Los Premios Nobel de Física y Química 2025 nos recuerdan algo esencial: los grandes avances científicos no nacen de la inmediatez ni de la búsqueda de resultados rápidos, sino de la curiosidad y la perseverancia. En tiempos en que Chile apuesta fuerte por la ciencia aplicada, conviene resaltar la importancia de la ciencia básica, porque no siempre existen atajos para construir conocimiento.
Cada año, cuando se anuncian los Premios Nobel, el mundo de la ciencia se detiene. No solo para celebrar los descubrimientos más impactantes y recientes, sino también para reconocer aquellas ideas que, en su momento, parecían simples intuiciones, sin aplicación clara. Son justamente esas ideas -muchas veces impulsadas solo por la curiosidad- las que, con el tiempo, han terminado transformando nuestras vidas. Los Premios Nobel de Física y Química de este año lo confirman con claridad.
En Física, John Clarke, Michel Devoret y John Martinis fueron reconocidos por demostrar que los fenómenos cuánticos -como el efecto túnel o la cuantización de la energía- pueden manifestarse a escala macroscópica. En los años '80, estos investigadores construyeron un pequeño circuito con materiales superconductores que les permitió observar cómo un sistema completo podía comportarse como una sola partícula cuántica.
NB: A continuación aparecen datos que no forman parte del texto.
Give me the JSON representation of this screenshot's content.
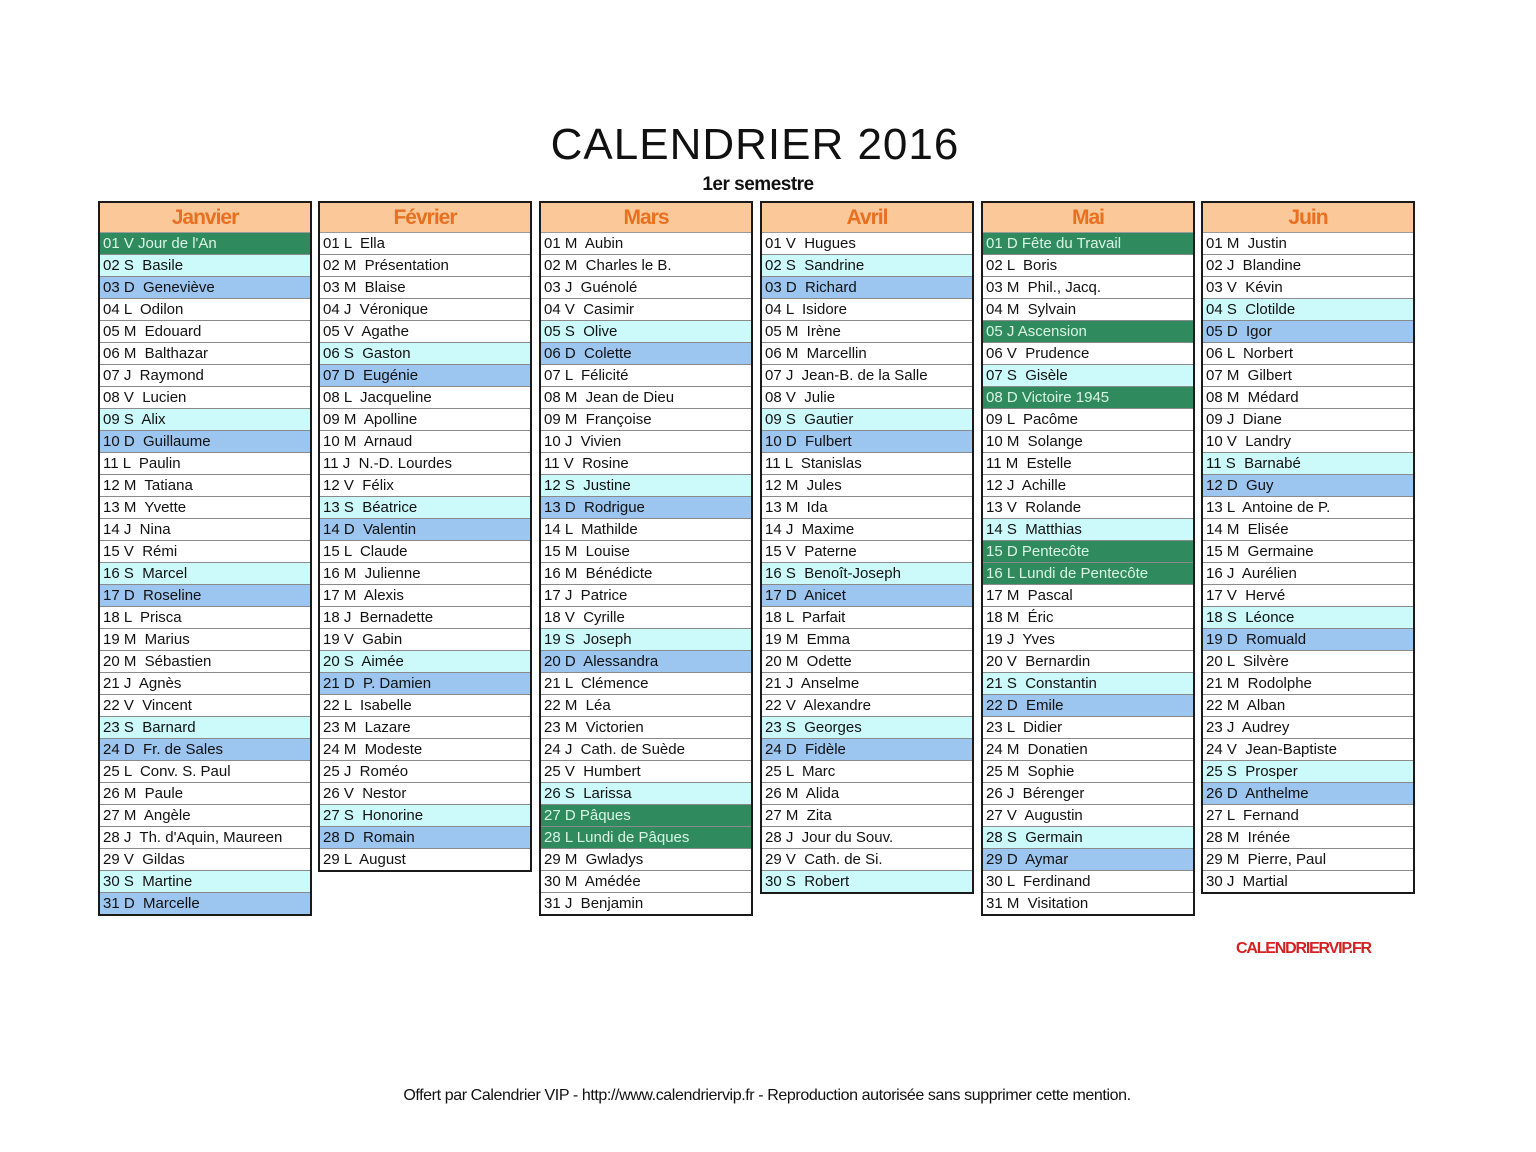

Fue la primera evidencia de que la mecánica cuántica también podía gobernar objetos visibles.
Décadas después, esos experimentos se convirtieron en la base de los qubits superconductores, pilares de la computación cuántica y de los sensores más precisos del planeta. Es importante darse cuenta de que los avances que hoy impulsan la revolución cuántica tuvieron su origen hace más de cuatro décadas, en laboratorios donde predominaba la curiosidad, no la inmediatez.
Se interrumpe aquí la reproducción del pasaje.